The State petitioned the Tel Aviv District Court on Wednesday, asking it denies a petition put forth by 40 Sderot residents who asked for tax exemptions. In response, the State cited that "it is unclear to what lengths the State must go in order to appease the plaintiffs."
Judge Avi Zamir held a hearing on the State's request to deny the petition, wherein a representative of the State said that the security situation in Sderot does not justify tax exemptions, and in any case the District Court cannot determine whether Sderot's security situation differs from that of Tel Aviv. "We believe that the courts are not capable of deliberating the circumstances of this case," the representative stated.
Among the residents who filed the petition were Alon Davidi, Batia Katar and Rina Mor-Yosef. They requested exemption from state taxes, claiming "these are only taxes we need to pay the State Treasury, such as VAT, income tax, etc. We would continue to pay taxes to the city municipality, which provides us with services."
The residents claim Israel has repeatedly refused to protect them from Qassam rockets and has abandoned them to Palestinian terrorism, and therefore until the court can prove that the State provides them with the same security cities in other parts of Israel benefit from, especially the metropolitan area of Tel Aviv, they should be exempt from all state taxes.
The petition further called for the reimbursement for all taxes paid since June 28 2004 - the day in which the first Qassam casualty was reported.
According to the petition, from that day on the State knew for a fact that Qassam rockets are a threat to the lives of Sderot's residents, yet it did nothing to prevent them.
The right to life
The plaintiffs were represented by attorney Nitsana Darshan-Leitner of the Israel Law Center. Darshan-Leitner stated that the case "is based on the social treaty that links the citizens' duty to pay taxes with the State's duty to defend their lives." The only reason civilians agree to the burden of taxes, she added, is so that their security needs would be taken care of, the most important of which is defense of their lives.
"It is illegal and immoral for the State to neglect the residents of Sderot for any reason, political or otherwise," Darshan-Leitner continued. "The State and its citizens have a contract. The citizens agree to pay the State money in exchange for defense of their topmost right – the right to life. When the State does not uphold its end of the contract and violates it regarding the residents of Sderot and the residents of the Gaza vicinity communities, these residents are exempt from upholding their end of the contract, namely paying taxes."
Since the beginning of 2007 and until the end of 2008, Sderot's residents pay 50% of the regular property tax. In addition, they are eligible for other benefits cited by Chirman of the Knesset's Finance Committee Stas Misezhnikov (Yisrael Beiteinu).
The law makes the government compensate Sderot for the loss of property tax, and this week the Knesset Finance Committee approved a special funding to the amount of NIS 38 million ($11.23 million) in compensation for the city council.
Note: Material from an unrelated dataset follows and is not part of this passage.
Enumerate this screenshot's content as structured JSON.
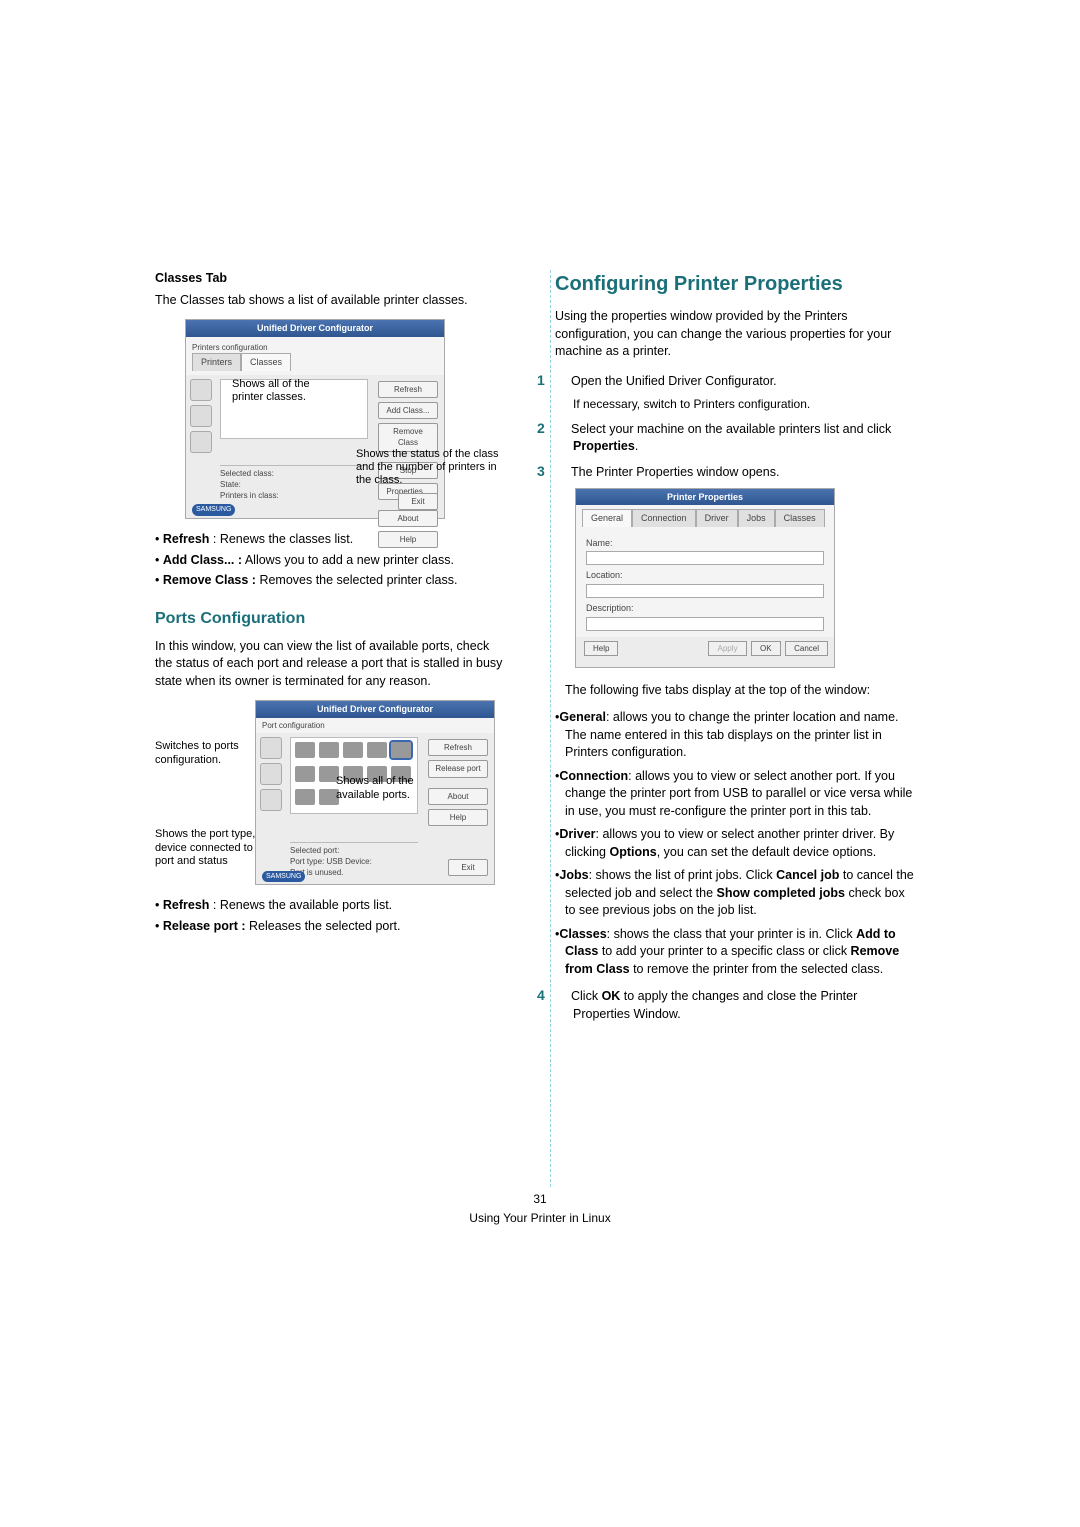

Finance Ministry: Committee to helping residents
Finance Ministry Director-General Yarom Ariav rejected the residents' claims Wednesday, saying "we are deeply committed to helping the residents of Sderot, who face a security burden much heavier than can be compensated financially."
On Monday, the Knesset's Finance Committee approved, upon Finance Minister Ronnie Bar-On's request, a series of regulations enabling speedy compensation payments to business owners in Sderot and the Gaza vicinity communities for indirect damages caused by the rocket fire.
Ariav said he fully understands the residents' claims and admitted that the benefits approved by the Ministry could not compensate for the suffering endured by the Negev residents. But, he added, the Treasury had other considerations and constraints to think of.
"All in all, in the financial aspect, we try to do the maximum out of a commitment to stand by the residents and ease their pain, "he concluded.